I would add that when economic policy can’t be understood by the audience you’re addressing, your speech is not achieving its goals.

Paul Krugman, the New York Times‘ Nobel prize-winning economist, writes in his new book, End This Depression Now!: “Consider, if you will, the current state of our nation. Despite hints of economic progress, we’re still in the midst of an immense disaster, in which unemployment and underemployment are devastating millions of American lives. And none of this need be happening! There has been no plague of locusts; we have not lost our technological know-how. Americans should be richer, not poorer, than they were five years ago. Yet economic policy across the board has become almost passive, has essentially accepted this disaster instead of trying to end it.

“The Fed under Bernanke is by no means the worst sinner in this failure of intellect and will, and you can argue that Ben Bernanke has done a better job than anyone else who might have held his position. Yet the fact is, he has not done remotely enough. The Fed, under its eminent chairman, was supposed to be an important part of the solution to mass unemployment. That isn’t happening.”

Bernanke’s acknowledgement that most everyone has been touched and hurt by it? That they’ve been laid off; someone they know has lost a job or seen a business close; new graduates are having trouble finding work. That there has been long-term pain and despair. Not in these remarks.

Instead, Bernanke used some of his time to ride a self-serving hobby-horse – stressing that the Fed is totally independent of the political climate and that Congress should keep its nose out of the Fed’s decision-making processes.

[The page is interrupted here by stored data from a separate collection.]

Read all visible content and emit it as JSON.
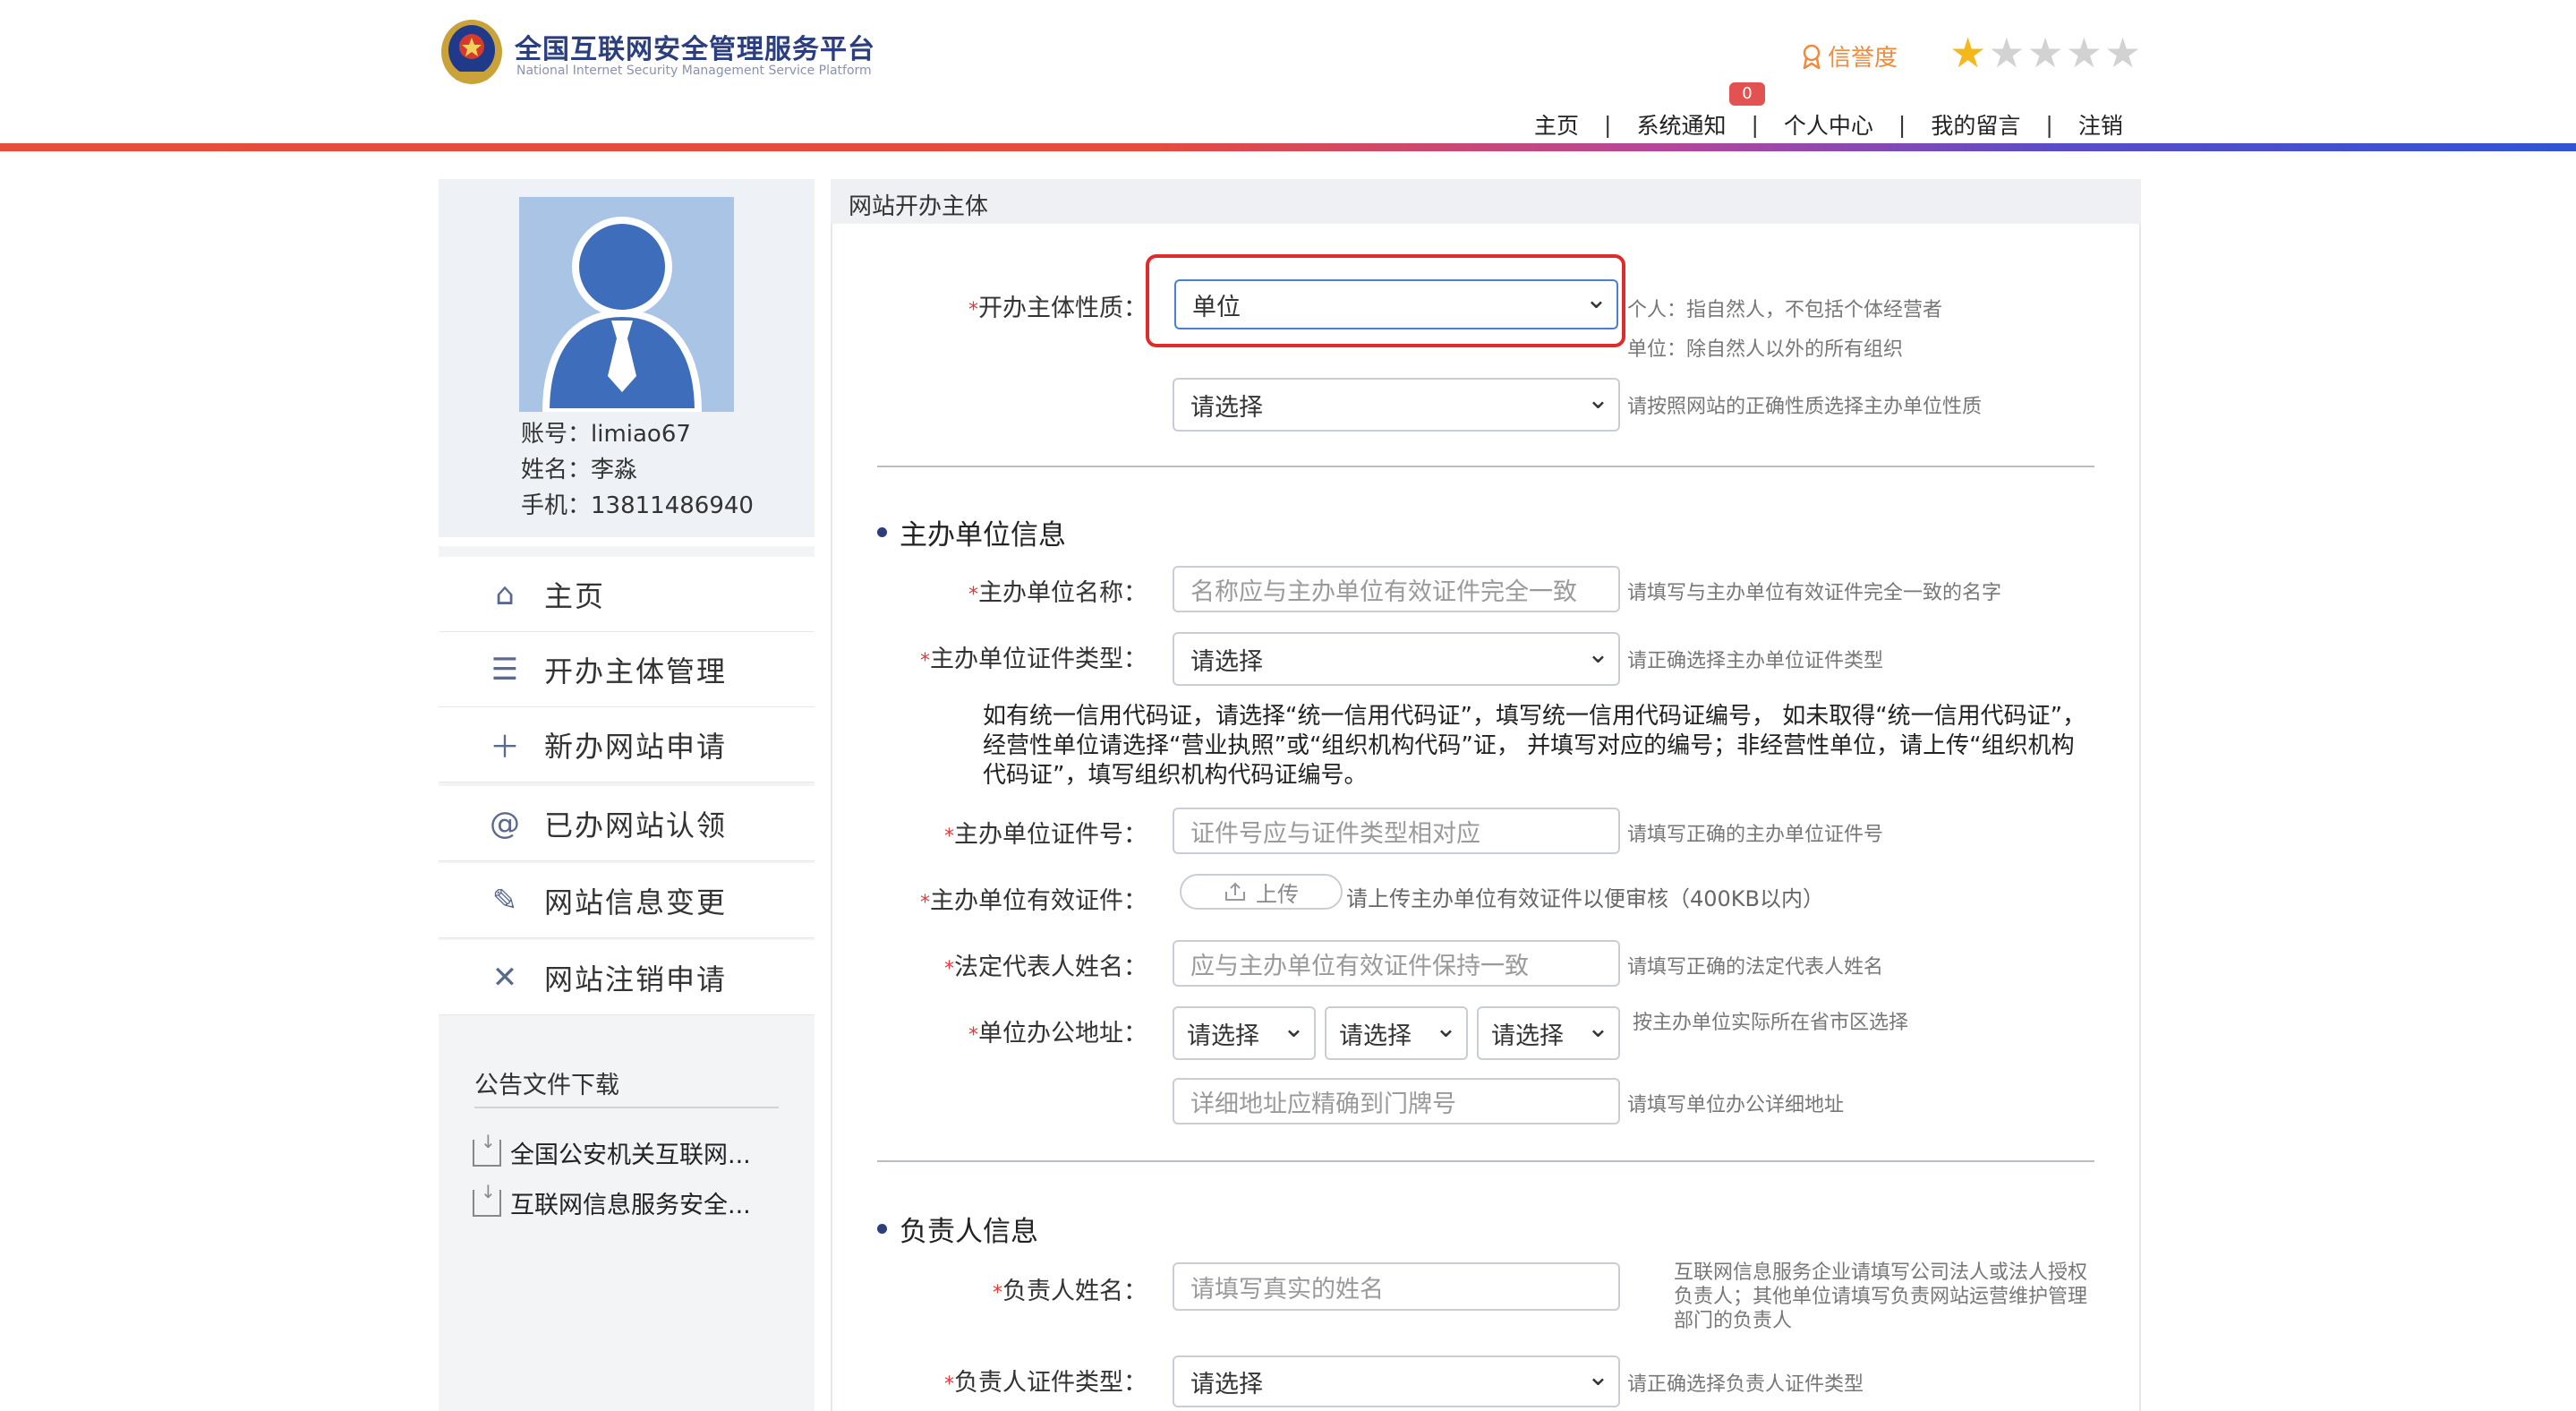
{
  "header": {
    "title": "全国互联网安全管理服务平台",
    "subtitle": "National Internet Security Management Service Platform",
    "credit_label": "信誉度",
    "stars_filled": 1,
    "stars_total": 5,
    "notice_count": "0",
    "nav": [
      "主页",
      "系统通知",
      "个人中心",
      "我的留言",
      "注销"
    ]
  },
  "profile": {
    "account": "账号：limiao67",
    "name": "姓名：李淼",
    "phone": "手机：13811486940"
  },
  "menu": [
    {
      "label": "主页",
      "icon": "home-icon"
    },
    {
      "label": "开办主体管理",
      "icon": "list-icon"
    },
    {
      "label": "新办网站申请",
      "icon": "plus-icon"
    },
    {
      "label": "已办网站认领",
      "icon": "at-icon"
    },
    {
      "label": "网站信息变更",
      "icon": "edit-icon"
    },
    {
      "label": "网站注销申请",
      "icon": "close-icon"
    }
  ],
  "downloads": {
    "title": "公告文件下载",
    "items": [
      "全国公安机关互联网...",
      "互联网信息服务安全..."
    ]
  },
  "panel": {
    "title": "网站开办主体",
    "nature_label": "开办主体性质：",
    "nature_value": "单位",
    "nature_hint1": "个人：指自然人，不包括个体经营者",
    "nature_hint2": "单位：除自然人以外的所有组织",
    "unit_type_value": "请选择",
    "unit_type_hint": "请按照网站的正确性质选择主办单位性质",
    "section1": "主办单位信息",
    "unit_name_label": "主办单位名称：",
    "unit_name_placeholder": "名称应与主办单位有效证件完全一致",
    "unit_name_hint": "请填写与主办单位有效证件完全一致的名字",
    "cert_type_label": "主办单位证件类型：",
    "cert_type_value": "请选择",
    "cert_type_hint": "请正确选择主办单位证件类型",
    "cert_note": "如有统一信用代码证，请选择“统一信用代码证”，填写统一信用代码证编号， 如未取得“统一信用代码证”，经营性单位请选择“营业执照”或“组织机构代码”证， 并填写对应的编号；非经营性单位，请上传“组织机构代码证”，填写组织机构代码证编号。",
    "cert_no_label": "主办单位证件号：",
    "cert_no_placeholder": "证件号应与证件类型相对应",
    "cert_no_hint": "请填写正确的主办单位证件号",
    "cert_file_label": "主办单位有效证件：",
    "upload_label": "上传",
    "cert_file_hint": "请上传主办单位有效证件以便审核（400KB以内）",
    "legal_label": "法定代表人姓名：",
    "legal_placeholder": "应与主办单位有效证件保持一致",
    "legal_hint": "请填写正确的法定代表人姓名",
    "address_label": "单位办公地址：",
    "province_value": "请选择",
    "city_value": "请选择",
    "district_value": "请选择",
    "address_hint": "按主办单位实际所在省市区选择",
    "address_detail_placeholder": "详细地址应精确到门牌号",
    "address_detail_hint": "请填写单位办公详细地址",
    "section2": "负责人信息",
    "resp_name_label": "负责人姓名：",
    "resp_name_placeholder": "请填写真实的姓名",
    "resp_name_hint": "互联网信息服务企业请填写公司法人或法人授权负责人；其他单位请填写负责网站运营维护管理部门的负责人",
    "resp_cert_label": "负责人证件类型：",
    "resp_cert_value": "请选择",
    "resp_cert_hint": "请正确选择负责人证件类型"
  },
  "colors": {
    "brand": "#2b3f80",
    "required": "#e23b3b",
    "highlight": "#e02b2b",
    "credit": "#f08a3c",
    "star": "#f5b81c"
  }
}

I know some topics are more serious and significant than others – after all, a speech by the Chairman of the Fed has the power to move markets and it did following yesterday’s talk.

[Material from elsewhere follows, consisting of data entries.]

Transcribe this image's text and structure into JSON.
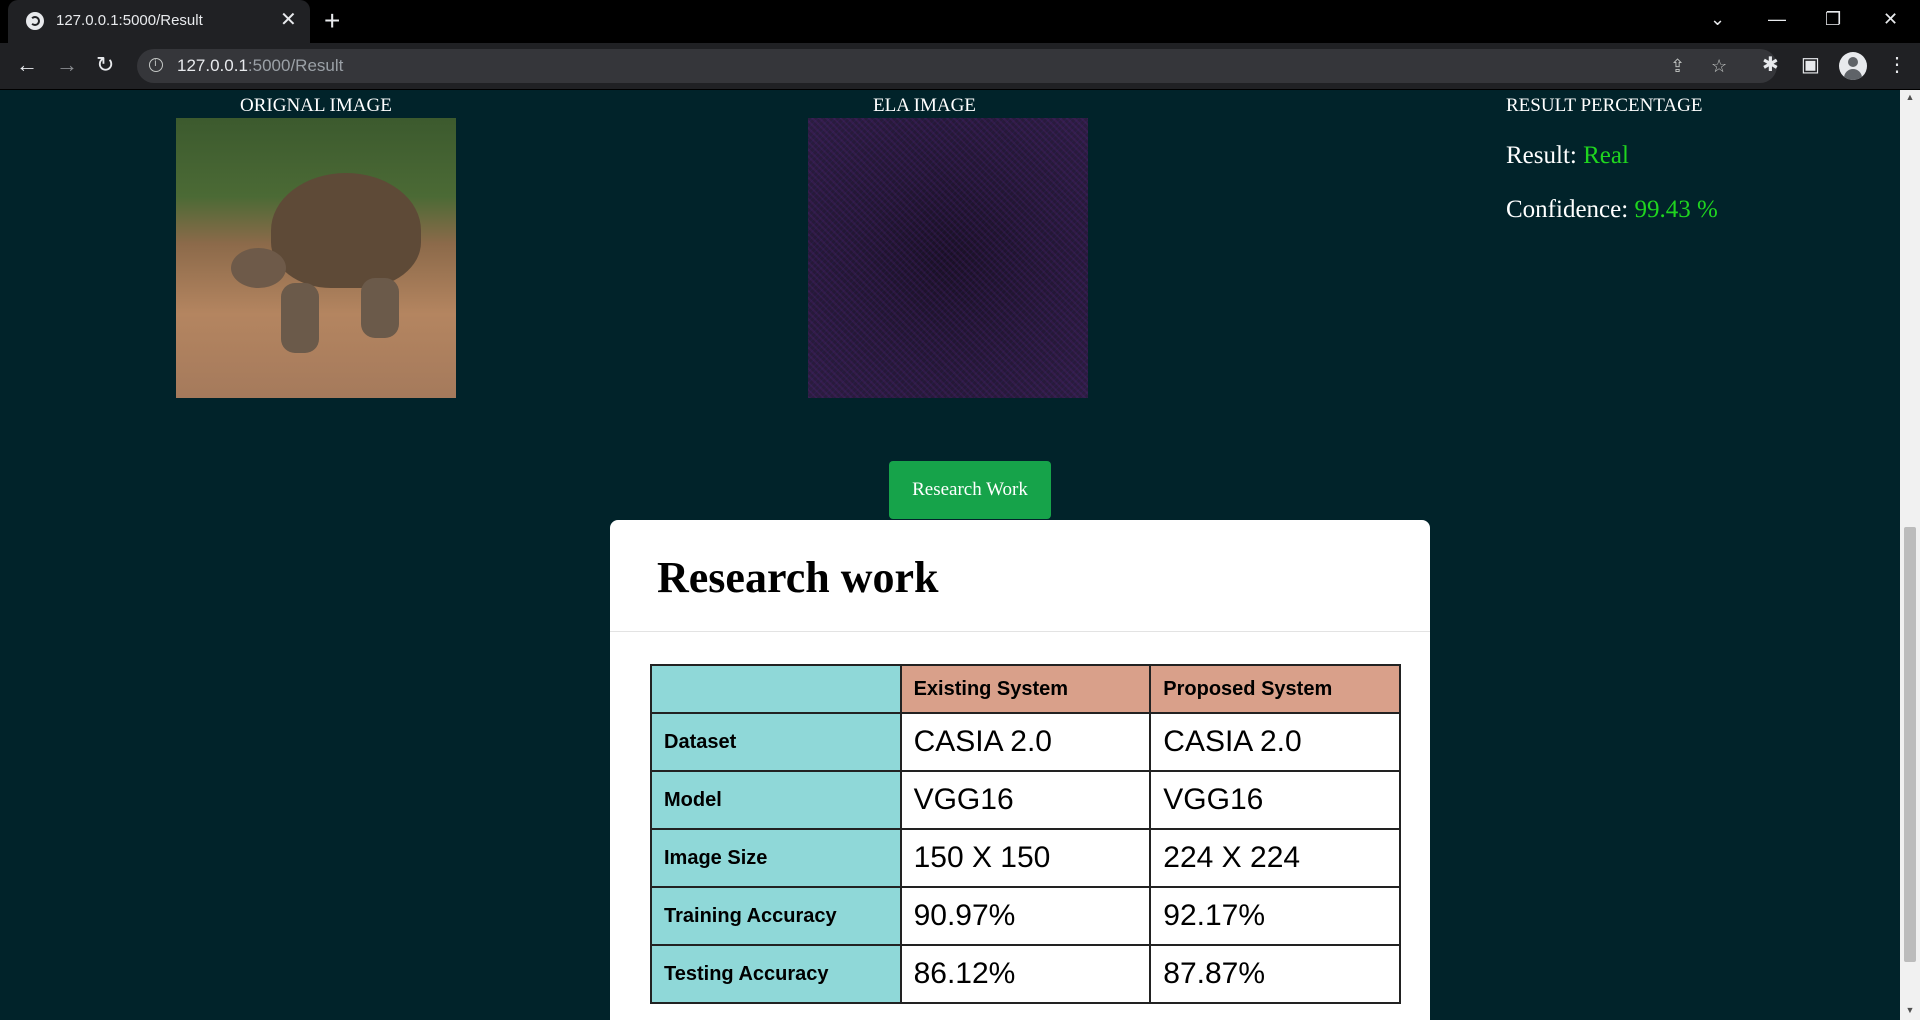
{
  "browser": {
    "tab_title": "127.0.0.1:5000/Result",
    "url_host": "127.0.0.1",
    "url_path": ":5000/Result"
  },
  "page": {
    "original_label": "ORIGNAL IMAGE",
    "ela_label": "ELA IMAGE",
    "result_heading": "RESULT PERCENTAGE",
    "result_label": "Result: ",
    "result_value": "Real",
    "confidence_label": "Confidence: ",
    "confidence_value": "99.43 %",
    "result_color": "#1fd51f",
    "button_label": "Research Work",
    "button_color": "#16a34a"
  },
  "card": {
    "title": "Research work",
    "columns": [
      "",
      "Existing System",
      "Proposed System"
    ],
    "rows": [
      {
        "label": "Dataset",
        "existing": "CASIA 2.0",
        "proposed": "CASIA 2.0"
      },
      {
        "label": "Model",
        "existing": "VGG16",
        "proposed": "VGG16"
      },
      {
        "label": "Image Size",
        "existing": "150 X 150",
        "proposed": "224 X 224"
      },
      {
        "label": "Training Accuracy",
        "existing": "90.97%",
        "proposed": "92.17%"
      },
      {
        "label": "Testing Accuracy",
        "existing": "86.12%",
        "proposed": "87.87%"
      }
    ],
    "header_color": "#d9a08a",
    "label_color": "#8fd8d8"
  },
  "icons": [
    "globe-icon",
    "close-icon",
    "plus-icon",
    "chevron-down-icon",
    "minimize-icon",
    "restore-icon",
    "close-window-icon",
    "back-icon",
    "forward-icon",
    "reload-icon",
    "info-icon",
    "share-icon",
    "star-icon",
    "extensions-icon",
    "side-panel-icon",
    "avatar",
    "more-icon"
  ]
}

But all speeches benefit from human interest stories, self-deprecating humor, quotes, analogies, metaphors. I think of Fletcher Dean’s wonderful book, 10 Steps to Writing a Vital Speech, and how he painstakingly lays out the elements of a powerful and memorable talk. In his chapter, “Tell Me a Story,” he quotes Studs Terkel: “People are hungry for stories. It’s part of our very being.” Indeed.

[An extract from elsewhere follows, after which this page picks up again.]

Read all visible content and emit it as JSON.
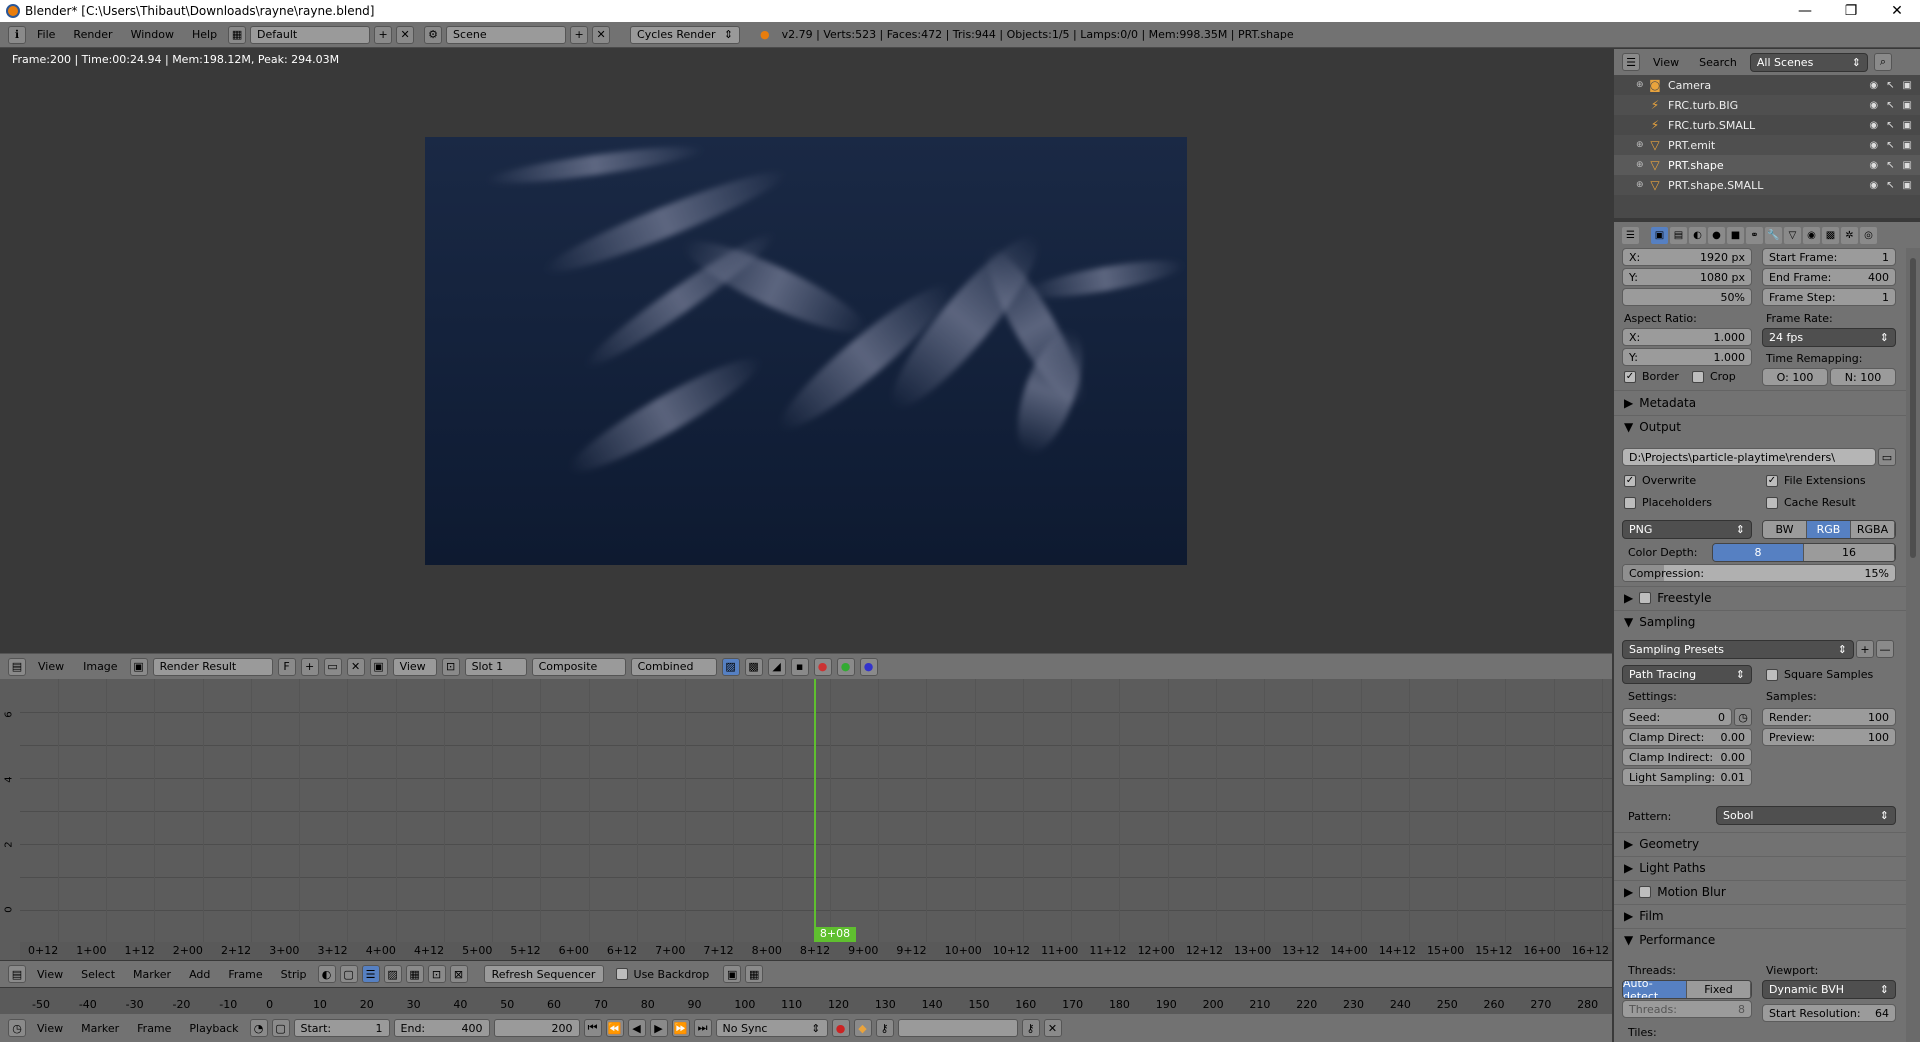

In the wake of Bernanke’s disappointing remarks and similar failings by other speakers I’ve heard recently, I’m beginning to wonder if the notion of the creative, well-crafted and compelling speech is just a myth. Do speakers really use story? Do they try to paint a picture their listeners can relate to? Do they make an effort to connect with their audiences?  To find out what they want and need to know? Do they use quotes, examples, humor?

Are we speechwriters so beaten down by communications staff, editors with red pens or by the speakers themselves that we’ve given up even trying?

Ben Bernanke is an intelligent and articulate man. He is in an important position of power in the United States. Big things happen based on his decisions and actions. He has an obligation to communicate clearly, often and well to the public he represents.

I believe he failed that obligation yesterday in Indiana. But more to the point, gentle reader, what do you think?

Cynthia Starks is a freelance speechwriter based in Central Indiana.